然而,這兩人的接下來的話讓吳有德有些發懵。

“在下羅二龍,本地人士,現任丐幫幫主。”

“在下全冠今,本地人士,現任丐幫副幫主。”

這二人正是羅二龍與全冠今。

“你們……是本地人士?”

吳有德很意外,他在西寧縣乾了十幾年了,這兩個人的名字他從未聽過。

不過,既然已經送了重禮,他也不好多說什麼,開門見山道:“不知二位來找本官所謂何事?”

羅二龍看了全冠今一眼,全冠今說道:“投案!”

“投案?”

吳有德豁然變色,須臾,他沉聲說道:“兩位就不要跟本官賣關子了,有什麼事還請直言,本官公務繁忙,沒心思在這兒開玩笑。”

“確實是投案。”

全冠今點了點頭,見吳有德似乎要發作,他說道:“顏家一百多名家丁都死於咱們之手,咱們犯了滔天大罪,此番主動前來投案希望大人能夠從輕發落。”

“你說什麼?”

吳有德“刷”地一下從座位站起來,就要發作,突然想到人多口雜,他壓著嗓子道:“顏家那一百來號家丁都被你們殺了?”

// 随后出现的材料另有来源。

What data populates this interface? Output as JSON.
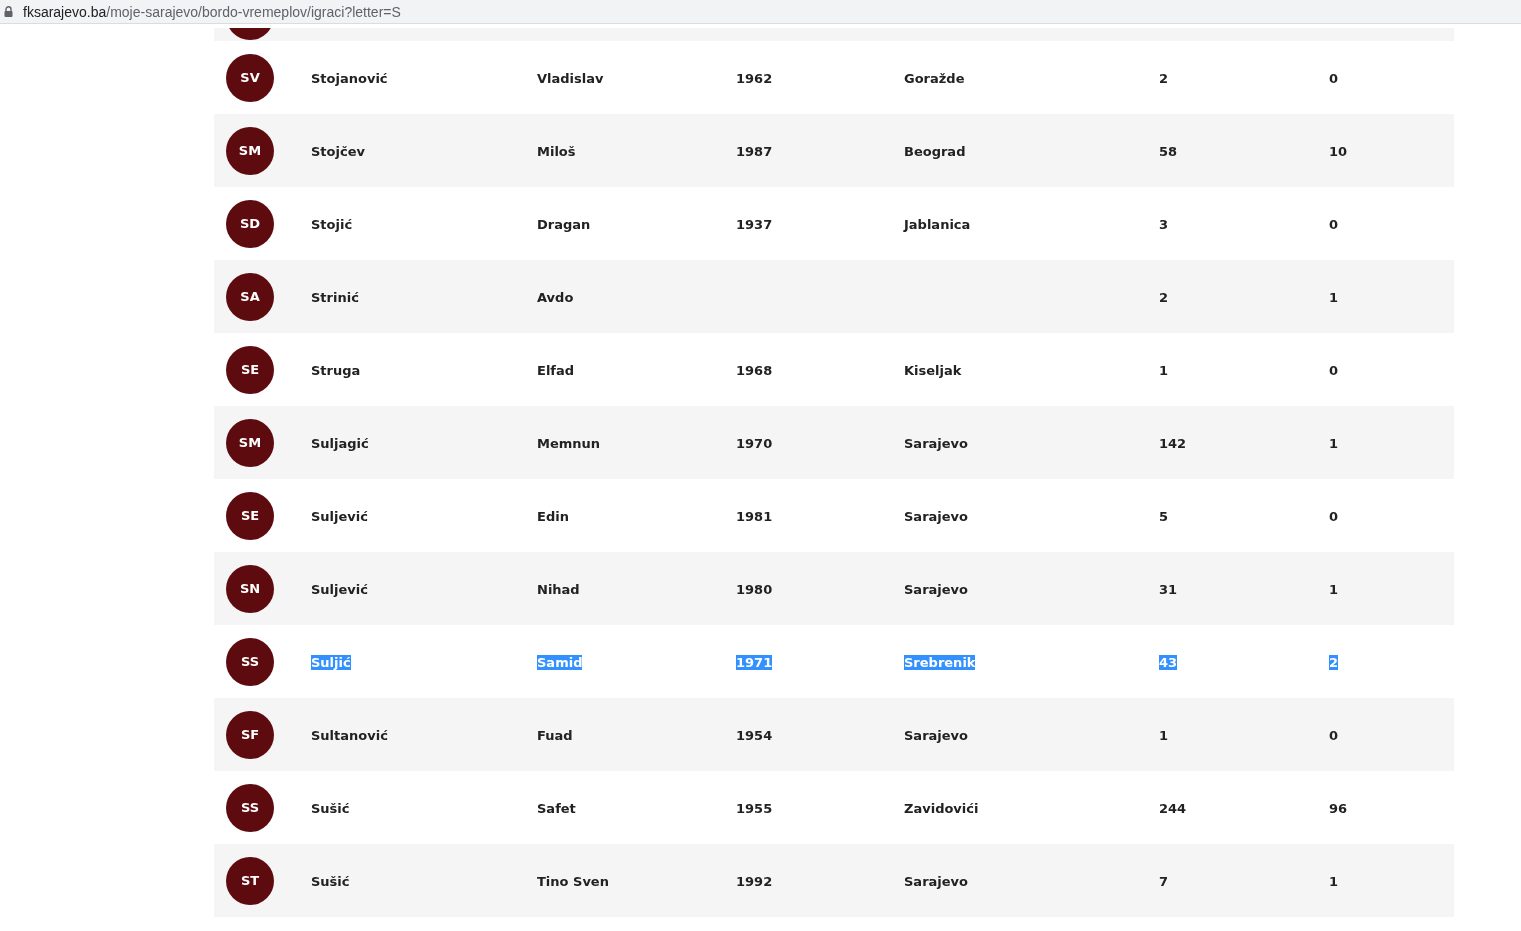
{
  "address_bar": {
    "domain": "fksarajevo.ba",
    "path": "/moje-sarajevo/bordo-vremeplov/igraci?letter=S"
  },
  "rows": [
    {
      "initials": "SV",
      "surname": "Stojanović",
      "name": "Vladislav",
      "year": "1962",
      "city": "Goražde",
      "apps": "2",
      "goals": "0",
      "text_selected": false
    },
    {
      "initials": "SM",
      "surname": "Stojčev",
      "name": "Miloš",
      "year": "1987",
      "city": "Beograd",
      "apps": "58",
      "goals": "10",
      "text_selected": false
    },
    {
      "initials": "SD",
      "surname": "Stojić",
      "name": "Dragan",
      "year": "1937",
      "city": "Jablanica",
      "apps": "3",
      "goals": "0",
      "text_selected": false
    },
    {
      "initials": "SA",
      "surname": "Strinić",
      "name": "Avdo",
      "year": "",
      "city": "",
      "apps": "2",
      "goals": "1",
      "text_selected": false
    },
    {
      "initials": "SE",
      "surname": "Struga",
      "name": "Elfad",
      "year": "1968",
      "city": "Kiseljak",
      "apps": "1",
      "goals": "0",
      "text_selected": false
    },
    {
      "initials": "SM",
      "surname": "Suljagić",
      "name": "Memnun",
      "year": "1970",
      "city": "Sarajevo",
      "apps": "142",
      "goals": "1",
      "text_selected": false
    },
    {
      "initials": "SE",
      "surname": "Suljević",
      "name": "Edin",
      "year": "1981",
      "city": "Sarajevo",
      "apps": "5",
      "goals": "0",
      "text_selected": false
    },
    {
      "initials": "SN",
      "surname": "Suljević",
      "name": "Nihad",
      "year": "1980",
      "city": "Sarajevo",
      "apps": "31",
      "goals": "1",
      "text_selected": false
    },
    {
      "initials": "SS",
      "surname": "Suljić",
      "name": "Samid",
      "year": "1971",
      "city": "Srebrenik",
      "apps": "43",
      "goals": "2",
      "text_selected": true
    },
    {
      "initials": "SF",
      "surname": "Sultanović",
      "name": "Fuad",
      "year": "1954",
      "city": "Sarajevo",
      "apps": "1",
      "goals": "0",
      "text_selected": false
    },
    {
      "initials": "SS",
      "surname": "Sušić",
      "name": "Safet",
      "year": "1955",
      "city": "Zavidovići",
      "apps": "244",
      "goals": "96",
      "text_selected": false
    },
    {
      "initials": "ST",
      "surname": "Sušić",
      "name": "Tino Sven",
      "year": "1992",
      "city": "Sarajevo",
      "apps": "7",
      "goals": "1",
      "text_selected": false
    }
  ]
}
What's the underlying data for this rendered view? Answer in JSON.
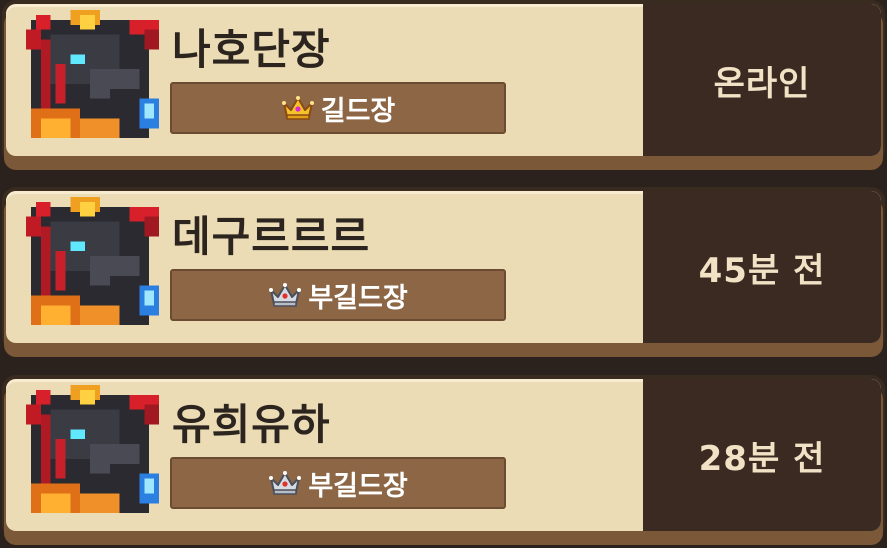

全冠今想了想,煞有其事道:“應該還有幾個僥幸逃走了。”

“你!!”

吳有德氣得發抖,就要把外麵的人趕進來,耳邊響起全冠今的聲音。

“大人已經下定決心要殺咱們了嗎?”

語氣很平靜,絲毫沒有死到臨頭的那種緊張情緒。

吳有德聽後,暴躁的情緒漸漸冷靜下來,他終於開始重新審視這二人。

明明知道自己犯了死罪,卻還敢來這兒,要麼是腦子有病,要麼是心有所倚。

他突然想起,不久前他那便宜舅哥從他手底借了十來個衙役,沒有說明具體的原因,如今來看,分明是去殺這些人的。

本來他都沒把這件事情放在心上,就是殺幾個乞丐,沒什麼大不了的,誰能想到顏嘯天竟然被反殺了。